Pour cause de fin de bail/Sauvegarde des bicyclettes

Pour cause de fin de bailÉdition de la Revue Blanche (p. 241-246).

SAUVEGARDE DES BICYCLETTES

De même que, sous la blouse d’un humble campagnard ou d’un modeste artisan, peuvent se percevoir les battements d’un cœur d’homme, de même aussi, sous la casquette élimée d’un simple contremaître, peut-on constater le grouillement sourd d’un cerveau de génie.

Si ces messieurs et dames veulent bien m’accorder une petite minute d’attention, on s’apercevra que mes paroles ne sont nullement mensongères, ni même exagératoires.

… Un des gros ennuis de la bicyclette réside en l’étrange facilité de son larcin.

Le cycle, en effet, a ceci de particulier qu’il sert à favoriser la fuite rapide de qui vient de le dérober, ce qui n’arrive point dans mille autres cas, comme, par exemple, le vol d’un sac de farine ou d’un lot d’escargots.

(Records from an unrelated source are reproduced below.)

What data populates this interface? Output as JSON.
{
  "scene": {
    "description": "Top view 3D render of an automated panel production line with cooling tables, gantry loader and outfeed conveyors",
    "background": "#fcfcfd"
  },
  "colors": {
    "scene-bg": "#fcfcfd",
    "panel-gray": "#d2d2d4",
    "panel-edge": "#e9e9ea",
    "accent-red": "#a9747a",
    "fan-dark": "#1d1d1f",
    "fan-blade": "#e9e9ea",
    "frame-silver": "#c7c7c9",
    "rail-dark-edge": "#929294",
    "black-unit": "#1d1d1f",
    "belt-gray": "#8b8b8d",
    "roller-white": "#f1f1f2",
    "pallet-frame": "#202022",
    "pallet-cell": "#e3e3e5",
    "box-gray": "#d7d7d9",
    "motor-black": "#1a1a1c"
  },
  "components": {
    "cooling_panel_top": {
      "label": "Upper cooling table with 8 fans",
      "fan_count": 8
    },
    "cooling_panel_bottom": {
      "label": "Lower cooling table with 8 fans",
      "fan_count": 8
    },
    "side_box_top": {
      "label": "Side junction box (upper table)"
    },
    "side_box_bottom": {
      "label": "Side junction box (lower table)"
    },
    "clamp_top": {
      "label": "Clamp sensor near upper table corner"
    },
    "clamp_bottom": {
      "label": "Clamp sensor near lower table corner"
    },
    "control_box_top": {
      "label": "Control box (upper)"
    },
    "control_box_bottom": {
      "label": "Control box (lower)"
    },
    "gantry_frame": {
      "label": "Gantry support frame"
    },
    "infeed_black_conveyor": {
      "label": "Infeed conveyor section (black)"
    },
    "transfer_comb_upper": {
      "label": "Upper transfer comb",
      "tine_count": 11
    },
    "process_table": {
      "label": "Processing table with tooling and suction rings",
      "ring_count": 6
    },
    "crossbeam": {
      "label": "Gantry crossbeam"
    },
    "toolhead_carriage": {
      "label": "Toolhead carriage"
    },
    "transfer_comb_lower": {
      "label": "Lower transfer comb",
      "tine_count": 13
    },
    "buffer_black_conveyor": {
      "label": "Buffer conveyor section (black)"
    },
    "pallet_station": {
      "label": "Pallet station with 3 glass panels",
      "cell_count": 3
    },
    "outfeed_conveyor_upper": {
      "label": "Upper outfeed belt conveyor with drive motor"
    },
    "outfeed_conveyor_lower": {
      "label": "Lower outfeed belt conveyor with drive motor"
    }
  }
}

Frappés de cet inconvénient, les bécaniciens les plus en vogue cherchent depuis longtemps le moyen d’en pallier les funestes effets.

Ayons le courage de reconnaître que rien de sérieux ne fut encore accompli dans cette voie.

Il fallut qu’arrivât le simple contremaître à qui j’ai fait allusion un peu plus haut.

Le temps de se frapper le front, cet homme avait résolu la question, grâce à son petit appareil qu’il a baptisé le Pique-Cul.

… Pourquoi, mesdames, cacher vos pudiques roseurs derrière vos éventails ?

Et en quoi le mot de Pique-Cul vous effarouche-t-il tant ?

Si élevées aux Oiseaux que vous puissiez avoir été, n’avez-vous donc jamais prononcé les mots gratte-cul, cul-blanc, cul-de-sac, etc., etc ?

Eh bien ! alors ?

. . . . . . . . . . . . . . . . . . . . . . . . .

Je continue :

Sans entrer dans des détails de construction trop techniques, qu’il vous suffise de savoir que le nouvel appareil se compose d’une forte aiguille longue d’environ 5 centimètres et dissimulée sous la selle de telle façon qu’elle peut prendre, grâce à un ressort, la position verticale ou horizontale.

Une légère ouverture circulaire, pratiquée dans le pégamoïd de la selle, permet le passage à pointe.

L’engin est complété par une bobine d’induction, dont un pôle correspond au guidon et l’autre à l’aiguille.

Et voilà !

Dès que vous êtes contraint d’abandonner votre machine, vous faites prendre à votre aiguille la position verticale, et vous vaquez tranquillement à vos occupations ou à vos besoins (cela ne regarde que vous).

Survient le voleur qui, d’un bond, saute sur votre machine avec l’agilité du sapajou lancé d’une main sûre.

Sous son poids, la selle fléchit et l’aiguille pénètre dans les parties les plus charnues de l’indélicat personnage.

Un courant électrique s’établit à travers son corps…

Ah ! le pauvre, il ne va guère loin, car une pelle prochaine a bientôt fait de le livrer à la justice de son pays !

Alors, vous, après avoir remis en état inoffensif votre cruel petit instrument, vous continuez votre route par les campagnes embaumées.

Est-ce pas simple à la fois et charmant ?

Présentez-vous de ma part chez notre vieux Comiot, représentant du Pique-Cul pour toute la France.

Amenez, sans le prévenir, un de vos amis auquel vous ferez jouer le rôle de voleur, et vous vous amuserez bien.